Plus loin, le jeune Werther répond au Saint-Preux de La Nouvelle Héloïse. Saint-Preux, né d’un Rousseau pourtant tourmenté, survit au mal d’amour; le héros de Goethe, lui, n’y survit pas et entraîne à sa suite une vague de suicides… Rousseau est le grand miroir dans lequel se mire Goethe. Comme lui il est herboriste, comme lui il s’est vu offrir des honneurs, mais, contrairement à lui – Goethe sera ministre à Weimar –, Rousseau reste obstinément indépendant. Son modèle interpelle un Goethe, écartelé entre sa charge officielle et sa vocation de poète. Un dilemme que Goethe expose dans une tragédie: Le Tasse.

Autre figure, Voltaire, dont Goethe traduira le Mahomet, trahissant d’ailleurs son modèle français. Car pour le poète allemand, Mahomet est la figure même de l’inspiré, de l’homme traversé par le verbe. Le Mahomet de Goethe, loin des considérations d’un Voltaire qui transpose en Orient ses critiques sur le clergé occidental, apparaît comme une figure de poète, nourrit par «un flux énergétique qui lui vient du dehors», note Jacques Berchtold.

Secret

Voici Diderot. Et l’exposition de retracer l’aventure extraordinaire du Neveu de Rameau. Publié à l’étranger pour échapper aux foudres des censeurs, le livre tombe entre les mains de Goethe. Fasciné, il le traduit en allemand et lui donne son titre. Durant tout le XIXe siècle, jusqu’à l’apparition d’un original en français, c’est cette version allemande qui fera connaître l’étonnant dialogue de Diderot. Certains se demanderont même si Goethe n’en est pas l’auteur secret. En témoigne à Cologny ce Rameau’s Neffe, traduit par Goethe, première édition datée de 1805.

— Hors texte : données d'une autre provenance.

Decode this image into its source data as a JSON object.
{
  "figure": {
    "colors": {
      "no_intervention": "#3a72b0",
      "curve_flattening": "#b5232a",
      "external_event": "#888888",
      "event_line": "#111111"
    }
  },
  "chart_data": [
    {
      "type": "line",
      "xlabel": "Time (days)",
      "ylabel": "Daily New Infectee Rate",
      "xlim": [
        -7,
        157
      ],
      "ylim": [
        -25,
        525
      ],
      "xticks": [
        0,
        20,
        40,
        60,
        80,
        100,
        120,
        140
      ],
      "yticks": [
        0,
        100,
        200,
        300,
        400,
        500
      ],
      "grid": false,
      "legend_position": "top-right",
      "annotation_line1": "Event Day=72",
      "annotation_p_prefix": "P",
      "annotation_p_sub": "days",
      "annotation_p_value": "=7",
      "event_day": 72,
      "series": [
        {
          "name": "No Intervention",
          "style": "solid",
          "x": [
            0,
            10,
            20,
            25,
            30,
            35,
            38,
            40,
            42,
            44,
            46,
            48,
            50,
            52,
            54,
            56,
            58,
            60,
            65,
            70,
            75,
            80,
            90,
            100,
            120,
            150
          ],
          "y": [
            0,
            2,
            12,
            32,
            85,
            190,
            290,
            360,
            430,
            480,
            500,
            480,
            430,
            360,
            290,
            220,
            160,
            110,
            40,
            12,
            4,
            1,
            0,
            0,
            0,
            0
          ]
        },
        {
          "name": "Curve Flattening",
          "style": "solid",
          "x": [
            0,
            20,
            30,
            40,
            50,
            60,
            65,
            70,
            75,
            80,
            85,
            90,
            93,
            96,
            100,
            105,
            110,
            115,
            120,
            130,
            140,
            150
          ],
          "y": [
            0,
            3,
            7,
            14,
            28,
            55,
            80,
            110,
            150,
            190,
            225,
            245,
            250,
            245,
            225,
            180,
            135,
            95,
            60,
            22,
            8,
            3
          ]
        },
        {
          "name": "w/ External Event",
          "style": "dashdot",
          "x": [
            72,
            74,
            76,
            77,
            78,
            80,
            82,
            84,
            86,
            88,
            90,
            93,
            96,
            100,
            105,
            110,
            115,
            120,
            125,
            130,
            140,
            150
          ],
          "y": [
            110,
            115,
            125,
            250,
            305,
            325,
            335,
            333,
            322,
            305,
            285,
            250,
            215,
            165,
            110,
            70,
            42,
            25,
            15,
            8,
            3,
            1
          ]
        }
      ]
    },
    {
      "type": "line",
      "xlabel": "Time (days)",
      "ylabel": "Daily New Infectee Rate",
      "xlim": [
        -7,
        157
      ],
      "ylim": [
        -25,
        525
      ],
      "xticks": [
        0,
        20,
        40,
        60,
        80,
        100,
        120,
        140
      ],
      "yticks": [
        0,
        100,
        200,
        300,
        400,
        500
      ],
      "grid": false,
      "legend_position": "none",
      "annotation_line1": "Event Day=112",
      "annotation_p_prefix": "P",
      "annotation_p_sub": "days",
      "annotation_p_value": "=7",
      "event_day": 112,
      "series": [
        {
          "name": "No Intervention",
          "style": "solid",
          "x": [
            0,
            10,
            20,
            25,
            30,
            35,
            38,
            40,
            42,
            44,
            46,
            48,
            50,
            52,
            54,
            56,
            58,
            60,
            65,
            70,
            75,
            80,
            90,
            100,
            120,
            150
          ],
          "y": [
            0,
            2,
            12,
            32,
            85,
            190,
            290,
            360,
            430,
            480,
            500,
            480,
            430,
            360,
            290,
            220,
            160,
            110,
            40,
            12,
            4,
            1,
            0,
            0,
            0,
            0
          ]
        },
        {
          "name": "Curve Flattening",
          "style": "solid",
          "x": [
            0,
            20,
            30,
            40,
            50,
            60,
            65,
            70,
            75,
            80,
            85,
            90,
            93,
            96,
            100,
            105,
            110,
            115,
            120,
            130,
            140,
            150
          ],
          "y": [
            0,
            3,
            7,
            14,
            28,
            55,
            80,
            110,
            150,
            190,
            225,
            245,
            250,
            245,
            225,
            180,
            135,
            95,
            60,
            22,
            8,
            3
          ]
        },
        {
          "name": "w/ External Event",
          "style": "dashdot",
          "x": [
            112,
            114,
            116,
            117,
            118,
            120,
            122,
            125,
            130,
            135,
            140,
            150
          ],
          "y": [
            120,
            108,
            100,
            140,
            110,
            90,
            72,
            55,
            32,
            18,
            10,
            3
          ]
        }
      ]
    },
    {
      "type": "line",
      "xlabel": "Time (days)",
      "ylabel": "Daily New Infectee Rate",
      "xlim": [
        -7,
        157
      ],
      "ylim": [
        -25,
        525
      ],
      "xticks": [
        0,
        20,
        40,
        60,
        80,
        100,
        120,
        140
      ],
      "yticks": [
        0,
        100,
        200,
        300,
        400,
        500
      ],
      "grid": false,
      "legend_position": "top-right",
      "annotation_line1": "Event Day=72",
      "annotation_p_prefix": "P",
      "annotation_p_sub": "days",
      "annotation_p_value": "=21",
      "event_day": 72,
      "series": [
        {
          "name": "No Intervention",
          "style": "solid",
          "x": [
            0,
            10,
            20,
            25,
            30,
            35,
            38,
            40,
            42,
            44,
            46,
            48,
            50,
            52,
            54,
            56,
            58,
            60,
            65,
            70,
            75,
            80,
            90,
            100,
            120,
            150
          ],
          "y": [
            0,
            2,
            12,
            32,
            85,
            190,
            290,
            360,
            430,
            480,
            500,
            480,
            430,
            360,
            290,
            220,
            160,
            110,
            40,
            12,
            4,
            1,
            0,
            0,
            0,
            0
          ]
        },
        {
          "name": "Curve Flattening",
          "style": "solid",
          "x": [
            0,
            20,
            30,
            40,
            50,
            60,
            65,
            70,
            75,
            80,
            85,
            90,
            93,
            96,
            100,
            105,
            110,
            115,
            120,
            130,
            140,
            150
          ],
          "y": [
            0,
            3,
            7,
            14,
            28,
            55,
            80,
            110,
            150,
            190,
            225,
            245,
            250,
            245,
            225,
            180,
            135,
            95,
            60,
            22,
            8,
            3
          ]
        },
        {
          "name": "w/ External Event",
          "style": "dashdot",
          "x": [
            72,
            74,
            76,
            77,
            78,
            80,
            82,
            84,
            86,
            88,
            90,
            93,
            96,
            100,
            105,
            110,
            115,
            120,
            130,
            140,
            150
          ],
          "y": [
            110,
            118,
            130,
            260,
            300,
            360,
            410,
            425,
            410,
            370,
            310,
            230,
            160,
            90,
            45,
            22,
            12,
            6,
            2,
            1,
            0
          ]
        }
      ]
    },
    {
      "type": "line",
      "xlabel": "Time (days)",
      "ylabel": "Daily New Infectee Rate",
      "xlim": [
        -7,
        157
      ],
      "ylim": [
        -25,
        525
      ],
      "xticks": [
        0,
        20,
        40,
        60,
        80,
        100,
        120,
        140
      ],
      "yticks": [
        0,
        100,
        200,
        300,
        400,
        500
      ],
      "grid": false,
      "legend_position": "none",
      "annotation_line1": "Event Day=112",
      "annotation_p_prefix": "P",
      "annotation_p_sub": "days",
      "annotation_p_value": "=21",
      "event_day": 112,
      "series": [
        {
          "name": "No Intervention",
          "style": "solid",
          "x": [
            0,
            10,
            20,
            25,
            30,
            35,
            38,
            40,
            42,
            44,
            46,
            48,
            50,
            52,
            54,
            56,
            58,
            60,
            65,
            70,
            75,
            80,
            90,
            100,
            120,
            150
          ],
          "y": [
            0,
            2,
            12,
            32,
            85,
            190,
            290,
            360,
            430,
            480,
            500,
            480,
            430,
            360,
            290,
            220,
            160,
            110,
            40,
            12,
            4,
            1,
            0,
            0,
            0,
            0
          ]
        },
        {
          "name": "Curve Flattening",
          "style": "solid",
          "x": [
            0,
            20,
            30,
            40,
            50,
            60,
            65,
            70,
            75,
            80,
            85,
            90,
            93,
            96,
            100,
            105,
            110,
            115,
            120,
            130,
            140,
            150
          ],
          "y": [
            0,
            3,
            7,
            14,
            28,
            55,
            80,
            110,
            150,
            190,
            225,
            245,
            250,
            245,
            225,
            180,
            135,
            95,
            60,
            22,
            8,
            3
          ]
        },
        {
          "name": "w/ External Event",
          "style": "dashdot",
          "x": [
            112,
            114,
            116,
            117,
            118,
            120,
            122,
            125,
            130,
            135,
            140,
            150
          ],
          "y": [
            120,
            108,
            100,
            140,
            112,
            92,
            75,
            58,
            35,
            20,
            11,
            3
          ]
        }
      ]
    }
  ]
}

Les grands personnages avec qui Goethe dialoguait, par livres interposés ou de vive voix, forment un incroyable cortège où se presse toute la culture européenne de l’époque: voici Madame de Staël, Racine, Claude Lorrain et même Napoléon! Les traces de leurs échanges réels ou virtuels, de ce foisonnement intellectuel se succèdent dans les vitrines de la fondation.

Couleurs

Les passions savantes de Goethe sont là aussi. Faust, évidemment. L’herboristerie aussi et son étonnante théorie des couleurs: Goethe voulait, à tout prix, que celui qui regarde ait sa part dans la formation et la beauté des couleurs, refusant de les laisser à la seule lumière. Les couleurs enrobent l’exposition. Le jaune du ginkgo biloba, qu’aimait Goethe, est sur les murs; des nains de jardin colorés en forme de petits Goethe – œuvre contemporaine de Ottmar Hörl – accueillent le visiteur à l’entrée du musée. Une allée de nains pour découvrir un géant.